Spider review by The Grim Ringler

David Cronenberg is definitely in one of those rare directors that defies an easy description. Not really a horror director but far from your mainstream-joe, Cronenberg has created his own niche with his film that never seem to really lend themselves to any genre labels. Working on the fringe of Hollywood but always managing to attract stellar casts to his projects, Cronenberg is one of the few true auteurs left in film today and is a director that not only has his own filmic geekism (‘Cronenbergian’ filmmaking) but whom is as swell an actor as he is a director. With Spider Cronenberg has returned to the dark psychological thriller roots that lead to such critical acclaim with Dead Ringers, alas though, the results aren’t quite as gripping.

Spider (played wonderfully by Ralph Fiennes) is a man nearing middle age but that seems to have the mentality of a child at the dawn of his teenage years, his life having been spent confined in an institution since he was but a child. After half a lifetime though he has finally been released to a halfway house and will finally have a chance to see what the real world is like. The home he is to stay in though feels more like another institution than a home, the people there as fractured as Spider is, all of them suspicious of their caretaker (Lynn Redgrave) who herself watches all her patients with a weary eye. As Spider acclimates to his new surroundings though he begins on a dark journey through is past, making illegible notes of gibberish as he re-lives the weeks, days, and hours that lead to his being institutionalized. As we learn about his past though it become readily apparent that all is not as it seems, his sense of reality slowly twisting as he relives it, re-casting people in his life, making his father into a murderer and bastard, his mother into a saint, until nothing we see through him can be trusted. And slowly Spider begins to revert back to what lead to his institutionalization in the first place as he builds himself a web in his room and suddenly his caretaker has become his mother and reality is slipping slowly away for him again. And when the truth of what lead to his institutional stay is revealed we are left to but watch as he plays out his dark passion play.

I really and truly wish I could say that Spider is good but, well, it isn’t. What it is is mediocre. As mediocre as they come. Which, sadly, has been a trait of Cronenberg’s most recent films. Spider is a very far cry from a bad film as it’s very well acted and is ably directed but it all leads to naught. It’s a psychological thriller with no thrills. The ending just happens instead of unfolding, and when it happens it’s just oh… And god that’s frustrating. It is his film though and feels that way throughout as he creates a very dark, claustrophobic world where everyone is damaged and nothing seems safe and sane. But it’s also a boring world that plods along and never really builds any suspense of tension. The film is, to be fair, a psychological study on madness, and as such it can be very effective, but it just doesn’t jell. It’s like a joke with no punch line. Maybe it’s me, maybe I have seen to many Hannibal Lecter movies where the madman must go out and kill and the like but not once did I feel like Spider was a scary person or even a terribly sympathetic one, just one that went mad and never found his way back. And sadly, as well crafted and well made as the film may be, it just never makes the viewer feel anything. Which is where a film like May is much more effective. Sure, it’s much more over the top, comparably, and is much more broad, but it is also much darker and tells a better narrative.

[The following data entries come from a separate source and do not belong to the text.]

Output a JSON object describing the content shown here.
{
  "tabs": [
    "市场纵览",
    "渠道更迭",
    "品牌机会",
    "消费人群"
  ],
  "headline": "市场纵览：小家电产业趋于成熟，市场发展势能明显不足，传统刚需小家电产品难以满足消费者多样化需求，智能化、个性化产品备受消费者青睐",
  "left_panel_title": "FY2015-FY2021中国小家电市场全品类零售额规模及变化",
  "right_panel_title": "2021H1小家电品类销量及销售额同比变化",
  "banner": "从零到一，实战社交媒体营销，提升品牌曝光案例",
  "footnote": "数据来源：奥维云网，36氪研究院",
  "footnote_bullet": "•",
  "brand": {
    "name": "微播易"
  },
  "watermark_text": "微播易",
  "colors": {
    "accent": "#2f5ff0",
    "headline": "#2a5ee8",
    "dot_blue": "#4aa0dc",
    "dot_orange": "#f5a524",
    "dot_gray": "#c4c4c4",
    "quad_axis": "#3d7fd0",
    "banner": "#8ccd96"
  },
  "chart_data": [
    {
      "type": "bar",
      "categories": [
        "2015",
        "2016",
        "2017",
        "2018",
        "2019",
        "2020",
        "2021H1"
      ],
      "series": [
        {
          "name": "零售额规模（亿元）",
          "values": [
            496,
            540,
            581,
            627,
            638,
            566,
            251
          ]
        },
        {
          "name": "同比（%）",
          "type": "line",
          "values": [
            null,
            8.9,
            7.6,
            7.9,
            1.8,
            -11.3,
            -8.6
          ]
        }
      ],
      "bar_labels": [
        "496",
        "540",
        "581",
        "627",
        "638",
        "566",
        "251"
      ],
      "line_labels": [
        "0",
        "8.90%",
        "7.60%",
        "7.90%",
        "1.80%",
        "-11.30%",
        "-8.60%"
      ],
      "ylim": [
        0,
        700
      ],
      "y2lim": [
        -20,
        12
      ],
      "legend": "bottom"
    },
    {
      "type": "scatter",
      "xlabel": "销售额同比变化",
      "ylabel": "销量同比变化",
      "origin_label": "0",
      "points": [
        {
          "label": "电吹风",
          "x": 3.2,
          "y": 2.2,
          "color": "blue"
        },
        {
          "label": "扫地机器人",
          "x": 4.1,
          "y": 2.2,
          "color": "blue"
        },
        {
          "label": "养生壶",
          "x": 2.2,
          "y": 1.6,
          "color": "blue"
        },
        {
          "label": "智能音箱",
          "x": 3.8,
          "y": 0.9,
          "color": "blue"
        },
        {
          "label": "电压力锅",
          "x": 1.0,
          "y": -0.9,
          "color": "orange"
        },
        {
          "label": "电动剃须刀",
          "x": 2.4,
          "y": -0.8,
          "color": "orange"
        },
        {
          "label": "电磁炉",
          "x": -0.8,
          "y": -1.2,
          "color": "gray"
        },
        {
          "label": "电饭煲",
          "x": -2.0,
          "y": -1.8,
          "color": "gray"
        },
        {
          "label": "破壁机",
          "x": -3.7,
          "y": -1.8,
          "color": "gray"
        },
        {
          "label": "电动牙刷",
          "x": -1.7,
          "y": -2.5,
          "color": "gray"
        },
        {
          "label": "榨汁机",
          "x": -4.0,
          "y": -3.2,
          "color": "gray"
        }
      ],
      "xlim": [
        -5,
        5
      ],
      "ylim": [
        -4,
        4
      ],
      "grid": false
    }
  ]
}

Spider does feature a very good image and a good, though very low-key sound, so don’t get all hyped for some surround sound assault. As for extras, you get a commentary, three featurettes, and the usual trailers and such (though, the trailer choices on these discs just makes you scratch your head to be sure) and, well, this is embarrassing, I gotta be honest – I watched a borrowed version of Spider and I never really checked the extras. I was that disinterested. I know, bad reviewer, bad!

I love David Cronenberg, I think he is a great director and has a brilliantly dark vision but just never really nails Spider. It’s not a bad film at all, and has its moments, but the film never truly engages the audience and never seems to go anywhere, leaving us, in the end, frightfully indifferent as to what happened. Worth a look for the fan, but not much here to appeal to the masses. What a shame.